Repository files navigation

Venom

Your preferred open source focused crawler for the Deep Web.

Maven Central Build Status Coverage Status Javadocs

Overview

Our aim is to create a blazing fast, fully customizable and robust crawler that is simple and handy to use.

Quick links

Website | API Reference | Examples | Tutorial | PreferredAI

Features

  • Multi-threaded out of the box
  • Structured crawling with JSoup integration
  • Page Validation
  • Automatic Retries
  • Proxy support

Getting started

Getting started with Venom is quick and easy. There are two ways to get started.
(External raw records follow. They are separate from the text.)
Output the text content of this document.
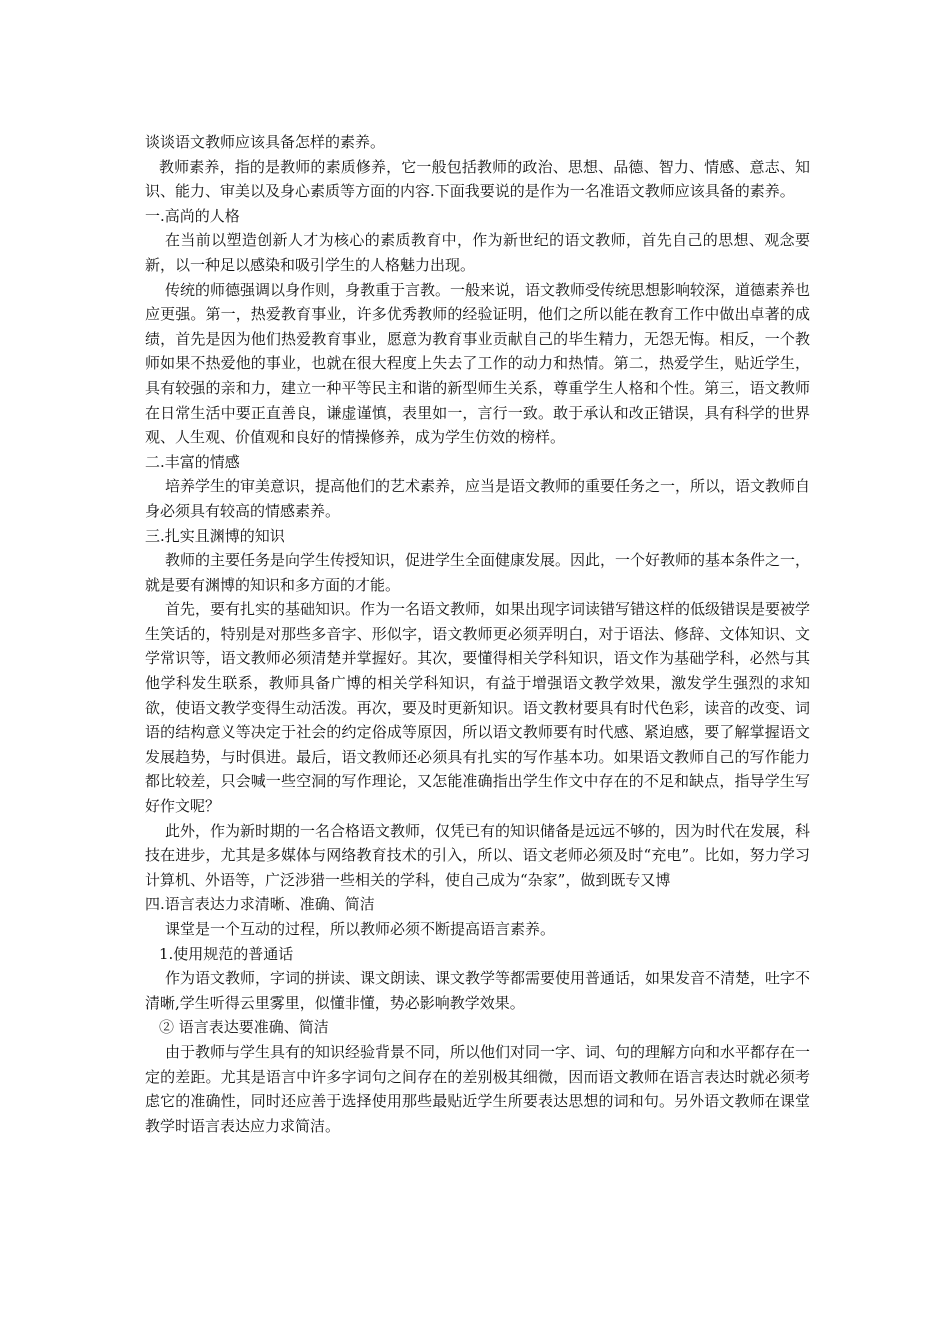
谈谈语文教师应该具备怎样的素养。

教师素养，指的是教师的素质修养，它一般包括教师的政治、思想、品德、智力、情感、意志、知识、能力、审美以及身心素质等方面的内容.下面我要说的是作为一名准语文教师应该具备的素养。

一.高尚的人格

在当前以塑造创新人才为核心的素质教育中，作为新世纪的语文教师，首先自己的思想、观念要新，以一种足以感染和吸引学生的人格魅力出现。

传统的师德强调以身作则，身教重于言教。一般来说，语文教师受传统思想影响较深，道德素养也应更强。第一，热爱教育事业，许多优秀教师的经验证明，他们之所以能在教育工作中做出卓著的成绩，首先是因为他们热爱教育事业，愿意为教育事业贡献自己的毕生精力，无怨无悔。相反，一个教师如果不热爱他的事业，也就在很大程度上失去了工作的动力和热情。第二，热爱学生，贴近学生，具有较强的亲和力，建立一种平等民主和谐的新型师生关系，尊重学生人格和个性。第三，语文教师在日常生活中要正直善良，谦虚谨慎，表里如一，言行一致。敢于承认和改正错误，具有科学的世界观、人生观、价值观和良好的情操修养，成为学生仿效的榜样。

二.丰富的情感

培养学生的审美意识，提高他们的艺术素养，应当是语文教师的重要任务之一，所以，语文教师自身必须具有较高的情感素养。

三.扎实且渊博的知识

教师的主要任务是向学生传授知识，促进学生全面健康发展。因此，一个好教师的基本条件之一，就是要有渊博的知识和多方面的才能。

首先，要有扎实的基础知识。作为一名语文教师，如果出现字词读错写错这样的低级错误是要被学生笑话的，特别是对那些多音字、形似字，语文教师更必须弄明白，对于语法、修辞、文体知识、文学常识等，语文教师必须清楚并掌握好。其次，要懂得相关学科知识，语文作为基础学科，必然与其他学科发生联系，教师具备广博的相关学科知识，有益于增强语文教学效果，激发学生强烈的求知欲，使语文教学变得生动活泼。再次，要及时更新知识。语文教材要具有时代色彩，读音的改变、词语的结构意义等决定于社会的约定俗成等原因，所以语文教师要有时代感、紧迫感，要了解掌握语文发展趋势，与时俱进。最后，语文教师还必须具有扎实的写作基本功。如果语文教师自己的写作能力都比较差，只会喊一些空洞的写作理论，又怎能准确指出学生作文中存在的不足和缺点，指导学生写好作文呢？

此外，作为新时期的一名合格语文教师，仅凭已有的知识储备是远远不够的，因为时代在发展，科技在进步，尤其是多媒体与网络教育技术的引入，所以、语文老师必须及时“充电”。比如，努力学习计算机、外语等，广泛涉猎一些相关的学科，使自己成为“杂家”，做到既专又博

四.语言表达力求清晰、准确、简洁

课堂是一个互动的过程，所以教师必须不断提高语言素养。

1.使用规范的普通话

作为语文教师，字词的拼读、课文朗读、课文教学等都需要使用普通话，如果发音不清楚，吐字不清晰,学生听得云里雾里，似懂非懂，势必影响教学效果。

② 语言表达要准确、简洁

由于教师与学生具有的知识经验背景不同，所以他们对同一字、词、句的理解方向和水平都存在一定的差距。尤其是语言中许多字词句之间存在的差别极其细微，因而语文教师在语言表达时就必须考虑它的准确性，同时还应善于选择使用那些最贴近学生所要表达思想的词和句。另外语文教师在课堂教学时语言表达应力求简洁。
Clone our examples or tutorial

If you are starting out in a new project, you can consider cloning our Examples:

git clone https://github.com/PreferredAI/venom-examples.git

or, if you would like a more guided package, you can check out our Tutorial:

git clone https://github.com/PreferredAI/venom-tutorial.git

Add a dependency

If you already have a project then just add Venom as a dependency to your pom.xml:

<dependency>
    <!-- Venom: A focused crawler framework @ https://venom.preferred.ai/ -->
    <groupId>ai.preferred</groupId>
    <artifactId>venom</artifactId>
    <version>[4.0,4.1)</version>
</dependency>

Tutorial

If you are new to Venom, we have created a set of exercises to get you up and sprinting. The exercises are bundled in our venom-tutorial. More information can be found on this page.

Example

Think you are beyond exercises? Get started quickly with these few lines of code.

public class Example {
 
    private static class VenomHandler implements Handler {
 
        @Override
        public void handle(Request request,
                           VResponse response,
                           Scheduler scheduler,
                           Session session,
                           Worker worker) {
 
            String about = response.getJsoup().select(".about p").text();
            System.out.println("ABOUT: " + about);
 
        }
 
    }
 
    public static void main(String[] args) throws Exception {
        try (Crawler c = Crawler.buildDefault().start()) {
            Request r = new VRequest("https://venom.preferred.ai");
            c.getScheduler().add(r, new VenomHandler());
        }
    }
 
}

License

Apache License 2.0